Once I’ve made the list of kids to invite, I tally our numbers, including siblings for families we know. For example, when we invite children from church, we usually know the entire family and expect all the children will come. When we invite children from school, we know they may or may not bring a sibling along. So I always make sure to plan for a few extras, because if someone brings a sibling or a cousin visiting for the weekend or whatever, I don’t want them to feel left out when it comes to treat bags or activities. I also make sure to have an idea in my head of how many parents may be there and plan enough food to make sure everyone can have snacks.

I like to fill treat bags with stuff I know my kids would like and actually use. I try to stay away from all candy, because I don’t like all-candy treat bags for my own kids. I like things like stickers, notebooks, temporary tattoos, fun erasers, pencils and small toys. I do usually include a couple of small pieces of candy as well. I look for things I could say yes to my kids eating one or two of after going to a party and eating sweets there.
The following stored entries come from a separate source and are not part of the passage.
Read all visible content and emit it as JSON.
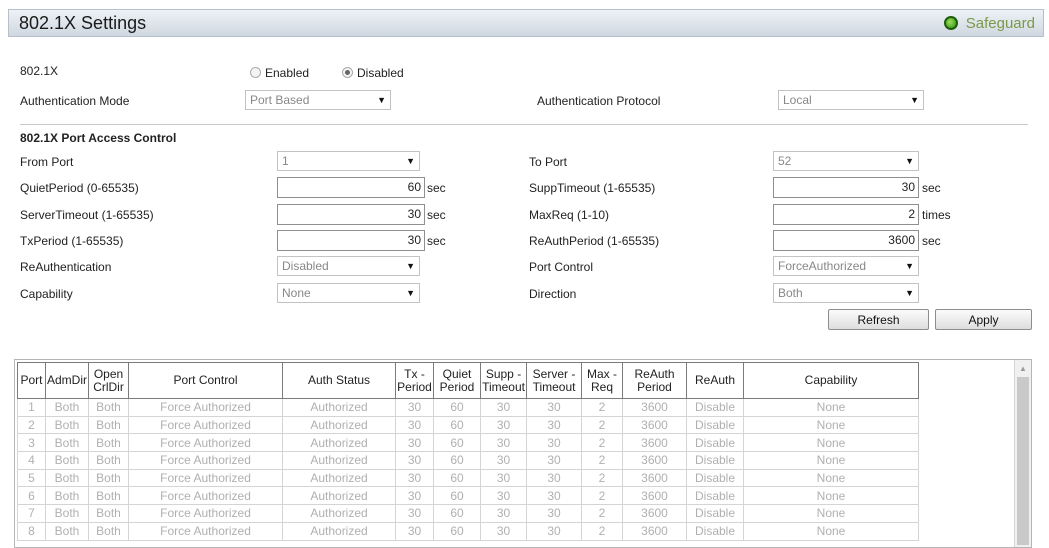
{
  "header": {
    "title": "802.1X Settings",
    "safeguard": "Safeguard"
  },
  "global": {
    "dot1x_label": "802.1X",
    "enabled_label": "Enabled",
    "disabled_label": "Disabled",
    "selected": "Disabled",
    "auth_mode_label": "Authentication Mode",
    "auth_mode_value": "Port Based",
    "auth_protocol_label": "Authentication Protocol",
    "auth_protocol_value": "Local"
  },
  "port_access": {
    "section_title": "802.1X Port Access Control",
    "from_port_label": "From Port",
    "from_port_value": "1",
    "to_port_label": "To Port",
    "to_port_value": "52",
    "quiet_label": "QuietPeriod (0-65535)",
    "quiet_value": "60",
    "supp_label": "SuppTimeout (1-65535)",
    "supp_value": "30",
    "server_label": "ServerTimeout (1-65535)",
    "server_value": "30",
    "maxreq_label": "MaxReq (1-10)",
    "maxreq_value": "2",
    "tx_label": "TxPeriod (1-65535)",
    "tx_value": "30",
    "reauthperiod_label": "ReAuthPeriod (1-65535)",
    "reauthperiod_value": "3600",
    "reauth_label": "ReAuthentication",
    "reauth_value": "Disabled",
    "portcontrol_label": "Port Control",
    "portcontrol_value": "ForceAuthorized",
    "capability_label": "Capability",
    "capability_value": "None",
    "direction_label": "Direction",
    "direction_value": "Both",
    "unit_sec": "sec",
    "unit_times": "times"
  },
  "buttons": {
    "refresh": "Refresh",
    "apply": "Apply"
  },
  "table": {
    "headers": [
      [
        "Port"
      ],
      [
        "AdmDir"
      ],
      [
        "Open",
        "CrlDir"
      ],
      [
        "Port Control"
      ],
      [
        "Auth Status"
      ],
      [
        "Tx -",
        "Period"
      ],
      [
        "Quiet",
        "Period"
      ],
      [
        "Supp -",
        "Timeout"
      ],
      [
        "Server -",
        "Timeout"
      ],
      [
        "Max -",
        "Req"
      ],
      [
        "ReAuth",
        "Period"
      ],
      [
        "ReAuth"
      ],
      [
        "Capability"
      ]
    ],
    "rows": [
      [
        "1",
        "Both",
        "Both",
        "Force Authorized",
        "Authorized",
        "30",
        "60",
        "30",
        "30",
        "2",
        "3600",
        "Disable",
        "None"
      ],
      [
        "2",
        "Both",
        "Both",
        "Force Authorized",
        "Authorized",
        "30",
        "60",
        "30",
        "30",
        "2",
        "3600",
        "Disable",
        "None"
      ],
      [
        "3",
        "Both",
        "Both",
        "Force Authorized",
        "Authorized",
        "30",
        "60",
        "30",
        "30",
        "2",
        "3600",
        "Disable",
        "None"
      ],
      [
        "4",
        "Both",
        "Both",
        "Force Authorized",
        "Authorized",
        "30",
        "60",
        "30",
        "30",
        "2",
        "3600",
        "Disable",
        "None"
      ],
      [
        "5",
        "Both",
        "Both",
        "Force Authorized",
        "Authorized",
        "30",
        "60",
        "30",
        "30",
        "2",
        "3600",
        "Disable",
        "None"
      ],
      [
        "6",
        "Both",
        "Both",
        "Force Authorized",
        "Authorized",
        "30",
        "60",
        "30",
        "30",
        "2",
        "3600",
        "Disable",
        "None"
      ],
      [
        "7",
        "Both",
        "Both",
        "Force Authorized",
        "Authorized",
        "30",
        "60",
        "30",
        "30",
        "2",
        "3600",
        "Disable",
        "None"
      ],
      [
        "8",
        "Both",
        "Both",
        "Force Authorized",
        "Authorized",
        "30",
        "60",
        "30",
        "30",
        "2",
        "3600",
        "Disable",
        "None"
      ]
    ]
  }
}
Make sure you have enough help.
As you assess your venue, number of children, activities and food, think about how much help you’ll need. While my husband and I work well together and get things covered, I’ve found that having my parents come along as well is incredibly helpful. For my daughter’s party last fall, for example, I ran out of time to clean and cut the strawberries, so my mom did that while I set up the party. She also helped with nail painting while I manned the lip gloss making table. Sometimes asking extended family or friends to come along and help makes life so much easier.

Assign someone to take photos.
Who doesn’t want lots of photos of their kids’ birthdays?! With the digital age we don’t have to worry about going through too much film either. Sometimes I use my cell phone, but for their parties I tend to take our digital camera instead. Either way, though, I ask someone else to take some photos. My parents are helpful with that. I want photos, but I can be so busy helping the kids through games, activities, snacks and opening gifts that I don’t get a chance to take many. Having someone else do that for me has been invaluable. With that said, think about what kind of photos you want to have. I always like one of the kids by the birthday banner before everyone arrives. I usually try and take photos of the decorations that way as well. And, of course, I want photos with the candles on the cake (or doughnut!) and while they’re opening gifts. I also like to get a photo of all the kids together. Usually I bribe them and do this after activities, but before snacks so I can say something like, “If you want cake, come over here for a photo first.” Ha! It works!